Of course we breathe all the time, but one of obvious signs of stress is shallow breathing. In its worst form this can lead to a panic attack. Taking time to specifically focus on the breath is vital. For me, vital every day. A great way to do this is to spend the 10 minutes in the morning between taking your Symprove and having your tea/coffee/breakfast by doing some focused breaking exercises.

 

Here is a very simple one to try. Get comfortable in a place where you won’t be disturbed and close your eyes. Inhale deeply through your nose, expanding your chest for 4 seconds, then do a longer slow exhalation through your month for a count of 8, and repeat. If 10 minutes seems too long try just 5 and then build up. You’re actually meditating at this point, but don’t worry I won’t tell anyone (wink). Also use this trick before a performance, when things feel slightly overwhelming or before bed. Yoga can help too to calm breathing and also add some gentle stretching to your day.

 

  1. Take care of what you take in.

This applies to the food you consume but also the information too. I take care that when things are stressful I go back to basics that I know will support my mental and physical health. These are a whole food diet, and lowering alcohol and caffeine to preserve my sleep and maintain my gut health. As well as this I may choose to turn certain notifications off on my phone or just limit the news to 30 minutes per day so I can ensure I’m filling my environment with positivity, and my body with goodness. This is not burying your head in the sand, it is being smart and selective about what you choose to make your daily reality consist of, as we are a product of that daily reality after all.

 

If you are just starting on your fitness journey I would encourage you to do three simple things.

  1. Try to add some walking into your week. So simple and easy to do, but so effective for mental and physical health. Perhaps schedule in some a few times in your schedule and try to stick to them.
  2. Find a friend to exercise with.
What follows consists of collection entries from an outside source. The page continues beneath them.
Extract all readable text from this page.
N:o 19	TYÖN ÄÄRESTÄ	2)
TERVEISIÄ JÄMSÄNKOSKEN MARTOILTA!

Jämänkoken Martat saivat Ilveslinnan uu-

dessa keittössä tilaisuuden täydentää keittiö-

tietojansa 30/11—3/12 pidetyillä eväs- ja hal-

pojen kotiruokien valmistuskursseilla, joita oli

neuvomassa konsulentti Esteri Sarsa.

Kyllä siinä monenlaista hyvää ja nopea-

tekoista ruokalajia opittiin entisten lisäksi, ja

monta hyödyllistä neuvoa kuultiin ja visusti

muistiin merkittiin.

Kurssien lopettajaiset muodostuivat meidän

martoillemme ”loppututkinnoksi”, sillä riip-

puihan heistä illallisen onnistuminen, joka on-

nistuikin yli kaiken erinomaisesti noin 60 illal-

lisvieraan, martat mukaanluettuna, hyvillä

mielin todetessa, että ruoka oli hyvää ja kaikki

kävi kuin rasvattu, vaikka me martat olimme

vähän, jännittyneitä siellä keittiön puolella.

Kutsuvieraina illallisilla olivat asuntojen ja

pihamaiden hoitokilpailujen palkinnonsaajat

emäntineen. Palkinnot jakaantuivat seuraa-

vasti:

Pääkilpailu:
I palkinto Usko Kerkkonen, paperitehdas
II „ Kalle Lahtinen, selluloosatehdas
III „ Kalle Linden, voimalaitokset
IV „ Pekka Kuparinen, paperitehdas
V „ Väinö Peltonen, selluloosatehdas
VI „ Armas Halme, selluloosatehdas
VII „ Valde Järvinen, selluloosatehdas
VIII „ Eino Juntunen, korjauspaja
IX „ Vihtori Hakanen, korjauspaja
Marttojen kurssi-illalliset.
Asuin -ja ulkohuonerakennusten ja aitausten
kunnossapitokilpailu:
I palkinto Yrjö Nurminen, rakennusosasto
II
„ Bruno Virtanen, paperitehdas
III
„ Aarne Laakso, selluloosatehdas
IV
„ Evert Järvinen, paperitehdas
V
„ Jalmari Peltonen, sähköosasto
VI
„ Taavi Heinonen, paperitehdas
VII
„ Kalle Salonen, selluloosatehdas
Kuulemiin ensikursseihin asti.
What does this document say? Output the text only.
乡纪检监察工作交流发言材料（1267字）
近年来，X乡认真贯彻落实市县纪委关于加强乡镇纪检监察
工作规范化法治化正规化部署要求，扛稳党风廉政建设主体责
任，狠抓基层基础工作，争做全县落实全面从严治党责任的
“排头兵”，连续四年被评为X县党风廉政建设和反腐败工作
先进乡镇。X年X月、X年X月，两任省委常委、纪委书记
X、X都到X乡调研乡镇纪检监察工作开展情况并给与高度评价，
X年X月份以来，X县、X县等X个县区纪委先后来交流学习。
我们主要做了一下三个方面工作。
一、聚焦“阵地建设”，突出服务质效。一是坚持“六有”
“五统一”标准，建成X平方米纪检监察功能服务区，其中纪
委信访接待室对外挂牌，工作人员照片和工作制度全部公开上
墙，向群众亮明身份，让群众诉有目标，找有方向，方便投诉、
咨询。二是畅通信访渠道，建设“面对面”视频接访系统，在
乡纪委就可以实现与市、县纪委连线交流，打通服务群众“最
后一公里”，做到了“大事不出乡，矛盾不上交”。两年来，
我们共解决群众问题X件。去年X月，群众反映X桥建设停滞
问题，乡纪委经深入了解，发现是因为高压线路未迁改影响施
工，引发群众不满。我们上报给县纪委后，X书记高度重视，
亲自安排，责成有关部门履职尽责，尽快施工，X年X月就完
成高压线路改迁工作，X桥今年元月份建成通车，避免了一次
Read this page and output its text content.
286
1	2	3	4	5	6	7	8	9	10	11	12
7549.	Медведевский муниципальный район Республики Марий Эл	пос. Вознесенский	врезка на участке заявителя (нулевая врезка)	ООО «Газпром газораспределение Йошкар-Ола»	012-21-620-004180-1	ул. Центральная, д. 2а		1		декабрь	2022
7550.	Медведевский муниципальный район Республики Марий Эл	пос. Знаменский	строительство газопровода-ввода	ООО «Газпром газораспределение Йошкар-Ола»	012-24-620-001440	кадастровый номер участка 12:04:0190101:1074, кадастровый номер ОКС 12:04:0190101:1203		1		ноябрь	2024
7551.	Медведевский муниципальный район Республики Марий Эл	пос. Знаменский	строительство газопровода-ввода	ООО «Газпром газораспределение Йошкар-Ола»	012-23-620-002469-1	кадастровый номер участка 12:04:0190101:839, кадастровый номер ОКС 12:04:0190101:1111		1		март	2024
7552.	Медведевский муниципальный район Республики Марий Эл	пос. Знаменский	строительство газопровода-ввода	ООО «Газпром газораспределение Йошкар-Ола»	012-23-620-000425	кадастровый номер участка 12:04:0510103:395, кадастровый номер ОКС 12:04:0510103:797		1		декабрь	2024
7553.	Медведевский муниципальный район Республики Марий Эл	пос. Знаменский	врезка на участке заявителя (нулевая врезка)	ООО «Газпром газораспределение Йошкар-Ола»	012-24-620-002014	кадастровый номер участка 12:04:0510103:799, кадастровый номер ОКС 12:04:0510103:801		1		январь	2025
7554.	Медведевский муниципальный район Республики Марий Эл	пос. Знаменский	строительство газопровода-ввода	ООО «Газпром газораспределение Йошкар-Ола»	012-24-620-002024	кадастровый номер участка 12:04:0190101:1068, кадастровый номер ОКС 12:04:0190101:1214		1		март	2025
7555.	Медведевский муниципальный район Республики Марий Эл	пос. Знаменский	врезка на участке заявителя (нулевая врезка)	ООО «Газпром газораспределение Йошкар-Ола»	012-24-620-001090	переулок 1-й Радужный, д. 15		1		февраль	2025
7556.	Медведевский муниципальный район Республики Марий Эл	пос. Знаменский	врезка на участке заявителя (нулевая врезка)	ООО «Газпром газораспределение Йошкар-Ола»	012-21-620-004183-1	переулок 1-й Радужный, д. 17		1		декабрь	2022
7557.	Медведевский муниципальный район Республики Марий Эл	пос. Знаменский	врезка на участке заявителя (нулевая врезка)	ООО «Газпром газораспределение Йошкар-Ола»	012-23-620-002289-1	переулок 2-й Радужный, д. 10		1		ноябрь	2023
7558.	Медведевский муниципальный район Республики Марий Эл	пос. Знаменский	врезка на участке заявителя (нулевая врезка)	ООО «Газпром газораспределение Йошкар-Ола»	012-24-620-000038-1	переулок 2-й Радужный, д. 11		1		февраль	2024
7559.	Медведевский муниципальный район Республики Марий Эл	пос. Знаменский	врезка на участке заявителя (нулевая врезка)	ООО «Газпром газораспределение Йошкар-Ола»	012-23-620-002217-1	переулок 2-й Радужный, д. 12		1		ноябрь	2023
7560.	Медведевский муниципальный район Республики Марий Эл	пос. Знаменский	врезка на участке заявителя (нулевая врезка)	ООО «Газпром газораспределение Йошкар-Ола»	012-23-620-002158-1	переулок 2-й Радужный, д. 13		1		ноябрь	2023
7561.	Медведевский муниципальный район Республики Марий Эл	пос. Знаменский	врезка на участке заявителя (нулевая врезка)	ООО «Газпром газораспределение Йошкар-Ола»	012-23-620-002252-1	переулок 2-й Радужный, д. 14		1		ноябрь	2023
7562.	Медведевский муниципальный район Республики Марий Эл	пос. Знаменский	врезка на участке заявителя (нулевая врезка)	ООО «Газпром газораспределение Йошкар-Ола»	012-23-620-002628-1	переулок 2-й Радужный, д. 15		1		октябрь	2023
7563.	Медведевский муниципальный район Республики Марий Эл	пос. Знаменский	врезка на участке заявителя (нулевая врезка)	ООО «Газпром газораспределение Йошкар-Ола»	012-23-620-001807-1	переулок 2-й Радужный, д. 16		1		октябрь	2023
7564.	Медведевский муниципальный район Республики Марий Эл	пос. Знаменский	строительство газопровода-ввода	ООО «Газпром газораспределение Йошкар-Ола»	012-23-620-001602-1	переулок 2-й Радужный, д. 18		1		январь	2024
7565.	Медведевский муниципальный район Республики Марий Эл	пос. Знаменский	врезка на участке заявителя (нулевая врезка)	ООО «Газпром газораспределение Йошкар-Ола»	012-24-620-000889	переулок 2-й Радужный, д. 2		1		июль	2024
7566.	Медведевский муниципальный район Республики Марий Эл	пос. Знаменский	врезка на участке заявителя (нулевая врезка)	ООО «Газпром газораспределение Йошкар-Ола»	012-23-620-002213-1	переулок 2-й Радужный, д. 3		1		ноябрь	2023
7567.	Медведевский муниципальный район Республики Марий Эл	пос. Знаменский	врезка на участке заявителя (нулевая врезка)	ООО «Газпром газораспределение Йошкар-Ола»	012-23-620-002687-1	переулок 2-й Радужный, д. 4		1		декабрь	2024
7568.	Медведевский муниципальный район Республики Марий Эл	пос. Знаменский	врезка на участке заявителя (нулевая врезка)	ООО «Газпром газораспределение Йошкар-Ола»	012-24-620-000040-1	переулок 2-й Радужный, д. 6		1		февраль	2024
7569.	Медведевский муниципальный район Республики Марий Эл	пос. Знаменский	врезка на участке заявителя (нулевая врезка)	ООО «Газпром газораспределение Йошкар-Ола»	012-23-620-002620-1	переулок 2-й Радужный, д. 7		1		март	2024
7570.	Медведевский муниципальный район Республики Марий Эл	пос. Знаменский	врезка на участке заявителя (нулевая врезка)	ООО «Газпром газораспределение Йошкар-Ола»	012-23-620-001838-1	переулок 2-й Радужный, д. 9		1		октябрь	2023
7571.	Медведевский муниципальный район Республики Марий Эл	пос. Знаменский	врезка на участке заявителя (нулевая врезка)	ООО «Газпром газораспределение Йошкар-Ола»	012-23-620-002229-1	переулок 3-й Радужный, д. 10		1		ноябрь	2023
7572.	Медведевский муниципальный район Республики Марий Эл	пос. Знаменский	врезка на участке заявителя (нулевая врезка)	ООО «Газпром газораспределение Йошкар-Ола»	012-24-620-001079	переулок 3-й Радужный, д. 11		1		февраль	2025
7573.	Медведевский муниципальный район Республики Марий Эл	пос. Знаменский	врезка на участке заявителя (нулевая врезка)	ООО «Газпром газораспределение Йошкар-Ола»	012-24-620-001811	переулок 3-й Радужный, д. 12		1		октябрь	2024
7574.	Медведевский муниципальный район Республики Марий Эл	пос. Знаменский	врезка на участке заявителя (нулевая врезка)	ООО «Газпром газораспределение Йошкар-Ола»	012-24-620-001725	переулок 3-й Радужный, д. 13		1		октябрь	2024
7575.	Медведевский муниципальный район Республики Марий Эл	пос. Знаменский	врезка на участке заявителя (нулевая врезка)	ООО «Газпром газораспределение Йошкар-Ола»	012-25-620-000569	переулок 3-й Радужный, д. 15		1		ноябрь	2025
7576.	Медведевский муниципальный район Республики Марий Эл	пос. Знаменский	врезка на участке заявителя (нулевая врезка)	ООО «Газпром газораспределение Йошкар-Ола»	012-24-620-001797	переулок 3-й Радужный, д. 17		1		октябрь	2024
Having someone to be accountable to will help to motivate and chances are you’ll get some things off your chest by talking while you’re working out – so there’s a double mental and physical benefit right there!
  3. Just start with ten minutes – even a short period of exercise can bring benefits.

 

Finally, I would urge anyone feeling stressed to reach out and tell people. Real strength lays in sharing problems and concerns and then finding solutions to challenges. Take care of your mind and your body and in the long term they will thank you and take care of you back.